Priority 1: Isolate Guest WiFi

Why: Guest devices are unmanaged and potentially compromised. They should never be able to see your internal network.

How: Create a separate VLAN for guest WiFi with internet access only. No routing to internal resources.

Difficulty: Easy - most modern access points and firewalls support this out of the box.

Priority 2: Quarantine IoT Devices

Why: IoT devices (security cameras, smart TVs, printers, building automation) are notoriously insecure. They’re rarely patched and often use default credentials.

How: Place all IoT devices on a dedicated VLAN. Only allow the specific traffic they need (e.g., cameras can send video to the recording server but can’t access anything else).

Difficulty: Moderate - requires identifying all IoT devices and understanding their traffic patterns.

Priority 3: Protect Sensitive Data

Why: Your financial systems, HR data, customer databases, and proprietary information need extra protection.

How: Create a restricted VLAN for servers and applications containing sensitive data. Implement access control lists (ACLs) that limit which users and devices can reach this segment.

Difficulty: Moderate - requires mapping data flows and defining access policies.

Priority 4: Separate User Groups

Why: Not every department needs access to the same resources. Finance doesn’t need access to engineering systems and vice versa.

How: Create VLANs by department or function. Use firewall rules to control inter-VLAN traffic.

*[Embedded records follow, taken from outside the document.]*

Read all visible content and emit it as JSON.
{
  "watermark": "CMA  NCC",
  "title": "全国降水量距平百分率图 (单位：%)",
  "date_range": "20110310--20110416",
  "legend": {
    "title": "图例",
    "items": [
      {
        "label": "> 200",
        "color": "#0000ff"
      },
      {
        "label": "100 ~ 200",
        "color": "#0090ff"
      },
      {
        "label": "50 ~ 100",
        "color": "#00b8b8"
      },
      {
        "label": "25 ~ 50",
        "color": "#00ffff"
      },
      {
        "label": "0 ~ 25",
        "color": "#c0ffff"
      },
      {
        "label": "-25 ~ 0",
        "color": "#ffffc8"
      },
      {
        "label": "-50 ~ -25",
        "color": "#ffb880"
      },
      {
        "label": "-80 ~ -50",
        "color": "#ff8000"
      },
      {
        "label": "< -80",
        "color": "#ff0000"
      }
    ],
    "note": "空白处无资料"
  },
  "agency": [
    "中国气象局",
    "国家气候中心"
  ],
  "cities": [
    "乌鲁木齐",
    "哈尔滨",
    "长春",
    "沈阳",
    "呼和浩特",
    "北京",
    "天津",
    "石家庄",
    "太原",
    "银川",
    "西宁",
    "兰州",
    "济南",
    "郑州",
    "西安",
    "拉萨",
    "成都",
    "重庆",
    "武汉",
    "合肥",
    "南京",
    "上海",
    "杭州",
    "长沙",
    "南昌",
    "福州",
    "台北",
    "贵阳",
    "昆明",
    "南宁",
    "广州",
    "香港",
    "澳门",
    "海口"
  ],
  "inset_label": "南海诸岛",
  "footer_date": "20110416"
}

Difficulty: Advanced - requires careful planning to avoid breaking legitimate workflows.

Compliance Drivers

Many regulatory frameworks require or strongly recommend network segmentation:

FrameworkSegmentation Requirement
PCI DSSRequired - cardholder data must be segmented from the rest of the network
HIPAARecommended - best practice for protecting electronic protected health information
NIST CSFRecommended - part of the “Protect” function
CMMCRequired - CUI handling environments must be segmented
SOC 2Expected - supports logical and physical access control requirements

If you process credit cards, handle health information, or work with government agencies, segmentation isn’t optional - it’s likely a compliance requirement.

Common Mistakes to Avoid

1. Segmenting Without Monitoring

Segmentation controls traffic flow, but you still need to monitor traffic within and between segments. An attacker inside a segment can still cause damage.

2. Over-Segmenting

Creating too many segments creates management complexity and can break legitimate workflows. Start with 4-6 segments based on risk and function, then refine over time.

3. Allowing All Inter-Segment Traffic

Some implementations segment the network but then create overly permissive firewall rules between segments, defeating the purpose. Default to denying inter-segment traffic and only opening specific, documented paths.

4. Forgetting Remote Access

VPN and remote access connections need to land in the appropriate segment, not bypass segmentation entirely. Remote users should be subject to the same access controls as on-site users.

The Bottom Line

Network segmentation is one of those security measures that doesn’t make headlines but quietly prevents disasters. It won’t stop an attacker from getting an initial foothold, but it will stop them from turning that foothold into a full network compromise.

For most small and mid-sized businesses, starting with guest WiFi isolation, IoT quarantine, and sensitive data protection provides immediate, measurable risk reduction - often with hardware and software you already own.